About the Skoda, WhatCar?? said “New entry to family niche promising good value and finish”. And a big boot: 18.6 cubic feet (whatever that is in metric). The Nissan made do with 17.8 cu/ft and the poor old Rover struggled with a crampy 13.2 cu/ft. Enough room for a copy of Blizzard For Boys and some Fruit Gums, I suppose.
Up against the Skoda in the test was the Nissan 1.6 Equation: “Fine handling car and strongest Japanese rival in the family sector.” Faint praise, no? It was good enough to be an Infiniti in the US of Stateside. Most rated it highly as a driver’s car. Rover’s landmark 414i emerged from the text as “Upmarket Brit is a little small for the class, but has a strong image.” Image?
Interesting note: the Primera had no seat height adjustment on the very basic models.
In 1998 the Rover was “blessed with neat touches and a prestigious feel.” Yes, true, it had bits of walnut in various places around the cabin and chrome door sills and “leather effect” (sic). Chrome door sills must cost about two quid so why aren’t they on every car instead of nasty black plastic? However, you can’t sit on them and you can’t sit inside a Rover 414i as well as in the massive Skoda because the Rover had an ancient sub-structure with parts of the stone foundations going back to Roman times.
After six and bit pages and a full table of technical details, WhatCar declared Skoda to be its choice. “Far and away the best car Skoda has ever made” but the Primera was for the keen driver. I don’t know how much keen driving matters in that the Skoda trounced the Primera and the Primera always struggled because it looked too calm. Surely keen drivers don’t care? And yet not-being-for-a-keen-driver was the accepted excuse for the Carisma’s failure (I feel). When has a dull-looking car been rewarded commercially for its keen drive?
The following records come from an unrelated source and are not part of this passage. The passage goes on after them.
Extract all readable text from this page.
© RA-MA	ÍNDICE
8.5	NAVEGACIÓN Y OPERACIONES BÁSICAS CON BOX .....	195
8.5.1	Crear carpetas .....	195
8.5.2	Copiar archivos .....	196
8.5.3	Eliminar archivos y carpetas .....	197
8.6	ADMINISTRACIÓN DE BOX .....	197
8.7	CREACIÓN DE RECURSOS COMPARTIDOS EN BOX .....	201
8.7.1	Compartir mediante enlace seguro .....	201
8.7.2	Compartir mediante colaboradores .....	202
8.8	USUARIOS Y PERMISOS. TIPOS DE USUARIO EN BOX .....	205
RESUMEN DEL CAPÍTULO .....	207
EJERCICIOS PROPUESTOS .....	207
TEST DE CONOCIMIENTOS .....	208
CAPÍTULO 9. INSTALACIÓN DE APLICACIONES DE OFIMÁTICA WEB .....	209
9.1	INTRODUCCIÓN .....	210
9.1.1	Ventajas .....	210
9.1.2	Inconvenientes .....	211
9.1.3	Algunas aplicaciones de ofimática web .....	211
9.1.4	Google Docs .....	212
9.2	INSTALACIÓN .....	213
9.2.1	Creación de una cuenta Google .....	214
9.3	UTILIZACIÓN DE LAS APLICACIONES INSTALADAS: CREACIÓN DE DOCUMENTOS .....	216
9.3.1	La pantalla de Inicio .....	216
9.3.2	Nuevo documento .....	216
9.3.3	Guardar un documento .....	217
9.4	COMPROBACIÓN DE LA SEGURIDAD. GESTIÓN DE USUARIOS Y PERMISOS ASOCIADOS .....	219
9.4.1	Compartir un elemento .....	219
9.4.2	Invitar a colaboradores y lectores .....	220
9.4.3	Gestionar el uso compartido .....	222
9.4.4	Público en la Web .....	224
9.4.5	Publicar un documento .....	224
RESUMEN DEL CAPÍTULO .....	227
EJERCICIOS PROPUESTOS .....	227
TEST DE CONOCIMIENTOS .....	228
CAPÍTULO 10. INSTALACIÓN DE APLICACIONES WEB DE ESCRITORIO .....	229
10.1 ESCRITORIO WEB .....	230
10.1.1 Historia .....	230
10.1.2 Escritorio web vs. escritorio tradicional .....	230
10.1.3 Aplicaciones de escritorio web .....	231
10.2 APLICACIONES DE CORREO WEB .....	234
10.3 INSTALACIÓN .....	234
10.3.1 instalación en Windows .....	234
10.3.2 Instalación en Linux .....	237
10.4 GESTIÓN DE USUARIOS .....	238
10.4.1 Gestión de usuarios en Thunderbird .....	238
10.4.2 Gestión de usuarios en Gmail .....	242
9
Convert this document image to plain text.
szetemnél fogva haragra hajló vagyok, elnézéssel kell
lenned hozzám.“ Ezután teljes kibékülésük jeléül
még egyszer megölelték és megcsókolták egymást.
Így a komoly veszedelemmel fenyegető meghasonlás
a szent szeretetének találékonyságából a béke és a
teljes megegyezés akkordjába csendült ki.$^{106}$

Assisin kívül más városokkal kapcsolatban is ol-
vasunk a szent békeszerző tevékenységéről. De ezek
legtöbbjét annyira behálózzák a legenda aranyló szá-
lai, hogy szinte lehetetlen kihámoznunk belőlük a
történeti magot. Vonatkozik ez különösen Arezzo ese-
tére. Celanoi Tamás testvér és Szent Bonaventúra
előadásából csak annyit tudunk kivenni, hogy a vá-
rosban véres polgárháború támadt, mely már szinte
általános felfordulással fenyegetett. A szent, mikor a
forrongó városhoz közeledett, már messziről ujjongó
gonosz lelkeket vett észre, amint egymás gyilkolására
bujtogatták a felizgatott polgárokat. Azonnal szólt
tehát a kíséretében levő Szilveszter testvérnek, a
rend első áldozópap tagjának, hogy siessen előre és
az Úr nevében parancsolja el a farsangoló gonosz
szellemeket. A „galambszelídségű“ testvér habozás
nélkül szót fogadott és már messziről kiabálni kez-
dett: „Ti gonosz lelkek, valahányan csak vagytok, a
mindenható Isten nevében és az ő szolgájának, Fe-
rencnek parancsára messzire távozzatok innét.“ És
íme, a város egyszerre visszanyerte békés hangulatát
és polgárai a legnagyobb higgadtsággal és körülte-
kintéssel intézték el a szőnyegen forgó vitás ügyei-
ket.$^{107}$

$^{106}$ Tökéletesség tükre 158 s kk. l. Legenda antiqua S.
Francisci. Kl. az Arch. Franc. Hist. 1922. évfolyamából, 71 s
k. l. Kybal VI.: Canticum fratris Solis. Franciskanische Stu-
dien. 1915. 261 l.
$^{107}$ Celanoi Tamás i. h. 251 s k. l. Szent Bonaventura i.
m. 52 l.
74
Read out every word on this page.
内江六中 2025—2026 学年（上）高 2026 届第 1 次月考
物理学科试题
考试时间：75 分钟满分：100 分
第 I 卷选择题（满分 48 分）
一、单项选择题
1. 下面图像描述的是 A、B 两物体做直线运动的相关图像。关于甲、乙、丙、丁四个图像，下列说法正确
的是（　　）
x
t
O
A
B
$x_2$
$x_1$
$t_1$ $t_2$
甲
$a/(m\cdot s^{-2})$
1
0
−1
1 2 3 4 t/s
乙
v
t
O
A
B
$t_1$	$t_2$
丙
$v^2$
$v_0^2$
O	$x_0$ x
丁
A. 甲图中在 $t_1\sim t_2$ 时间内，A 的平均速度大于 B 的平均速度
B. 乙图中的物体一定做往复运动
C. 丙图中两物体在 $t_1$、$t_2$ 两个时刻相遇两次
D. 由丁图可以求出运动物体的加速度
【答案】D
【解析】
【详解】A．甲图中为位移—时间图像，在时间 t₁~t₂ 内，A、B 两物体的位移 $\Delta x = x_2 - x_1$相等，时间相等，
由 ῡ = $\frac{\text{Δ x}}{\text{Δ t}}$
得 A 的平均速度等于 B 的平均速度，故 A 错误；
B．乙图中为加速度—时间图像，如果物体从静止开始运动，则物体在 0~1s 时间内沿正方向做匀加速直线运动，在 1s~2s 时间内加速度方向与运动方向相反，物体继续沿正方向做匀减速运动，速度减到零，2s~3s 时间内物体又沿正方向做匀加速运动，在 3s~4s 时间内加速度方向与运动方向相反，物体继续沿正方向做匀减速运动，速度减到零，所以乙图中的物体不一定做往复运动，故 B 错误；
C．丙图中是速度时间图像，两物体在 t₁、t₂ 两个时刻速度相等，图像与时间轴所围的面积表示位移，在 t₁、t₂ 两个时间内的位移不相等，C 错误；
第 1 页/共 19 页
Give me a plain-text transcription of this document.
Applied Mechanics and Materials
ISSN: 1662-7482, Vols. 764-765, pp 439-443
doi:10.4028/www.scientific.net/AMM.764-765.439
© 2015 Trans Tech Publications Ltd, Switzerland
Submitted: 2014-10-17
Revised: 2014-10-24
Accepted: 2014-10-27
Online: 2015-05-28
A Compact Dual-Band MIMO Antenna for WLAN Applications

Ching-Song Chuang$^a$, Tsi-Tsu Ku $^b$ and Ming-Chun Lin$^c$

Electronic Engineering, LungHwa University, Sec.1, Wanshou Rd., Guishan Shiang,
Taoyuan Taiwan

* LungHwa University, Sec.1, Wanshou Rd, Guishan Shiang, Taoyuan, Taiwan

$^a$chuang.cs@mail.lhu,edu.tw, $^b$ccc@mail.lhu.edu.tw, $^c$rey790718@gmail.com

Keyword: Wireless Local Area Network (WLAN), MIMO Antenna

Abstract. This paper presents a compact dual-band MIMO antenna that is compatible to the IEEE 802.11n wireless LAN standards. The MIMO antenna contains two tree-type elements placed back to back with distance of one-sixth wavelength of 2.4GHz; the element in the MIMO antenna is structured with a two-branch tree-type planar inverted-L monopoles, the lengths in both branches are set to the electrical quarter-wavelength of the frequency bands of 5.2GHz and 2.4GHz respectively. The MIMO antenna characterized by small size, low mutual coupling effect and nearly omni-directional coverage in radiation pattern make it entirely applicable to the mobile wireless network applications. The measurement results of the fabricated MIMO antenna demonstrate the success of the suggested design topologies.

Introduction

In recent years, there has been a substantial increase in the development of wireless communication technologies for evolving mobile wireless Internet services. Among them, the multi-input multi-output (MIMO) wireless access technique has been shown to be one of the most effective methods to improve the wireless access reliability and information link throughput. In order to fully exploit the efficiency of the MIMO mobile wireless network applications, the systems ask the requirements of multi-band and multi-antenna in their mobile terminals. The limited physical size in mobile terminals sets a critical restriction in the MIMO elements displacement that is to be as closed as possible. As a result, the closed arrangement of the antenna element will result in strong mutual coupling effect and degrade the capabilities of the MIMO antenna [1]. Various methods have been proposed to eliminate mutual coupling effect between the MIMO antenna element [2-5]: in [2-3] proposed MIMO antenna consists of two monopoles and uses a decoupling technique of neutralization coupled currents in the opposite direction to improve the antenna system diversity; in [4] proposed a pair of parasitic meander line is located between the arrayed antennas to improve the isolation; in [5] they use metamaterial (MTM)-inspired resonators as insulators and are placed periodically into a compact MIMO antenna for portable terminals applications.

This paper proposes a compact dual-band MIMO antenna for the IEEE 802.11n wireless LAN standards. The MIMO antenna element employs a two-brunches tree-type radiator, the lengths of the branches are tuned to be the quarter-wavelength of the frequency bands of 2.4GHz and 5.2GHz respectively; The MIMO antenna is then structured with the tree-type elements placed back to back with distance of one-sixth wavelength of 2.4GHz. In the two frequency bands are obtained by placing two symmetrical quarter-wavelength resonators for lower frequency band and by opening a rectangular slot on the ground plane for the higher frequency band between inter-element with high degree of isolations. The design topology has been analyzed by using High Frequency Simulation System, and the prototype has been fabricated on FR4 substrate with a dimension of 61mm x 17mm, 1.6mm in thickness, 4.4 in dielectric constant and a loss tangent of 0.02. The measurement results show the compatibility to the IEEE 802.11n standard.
Answers, please.
Rover’s demise is a little kernel growing in the 414i – even in 1998 the car wasn’t up to snuff, relying on mock-Tudor decor and Corinthian details. Six or so years later the game was up even as the Honda-based car kept its place in the showrooms, like carbon monoxide in a badly-ventilated bedsit bathroom.
The use of wood-trim and olde-England touches was an attempt to Brougham a very mediocre car into a higher league and the 400 instead landed with a bruising thump between two chairs, spilling its Wetherspoons bitter: too costly for its size and too small to mix it with the Mondeo, Vectra or indeed, let’s not forget, Skoda Octavia.
In June 1998 Car magazine declared the Octavia to be as good as a VW and better than a Vectra. “Image aside, it’s worth every penny”. The only reason people hear about image is because motoring writers keep hammering on about it. “The Octavia’s biggest appeal lies under the tailgate. It has a huge boot…” Skoda spotted that a big boot means a lot to families and sod the “image”. When did a car with image ever beat one with a huge boot?
By happy coincidence we can post-script this: Autcropley has a list of 2018’s best-selling cars (published in late June 2018). In Czechia, Estonia, Finland, Poland and Switzerland the Octavia is the best-selling car. (In Sweden it’s the S90 which is like the Cadillac Fleetwood Brougham being the most popular car in the US, isn’t it?).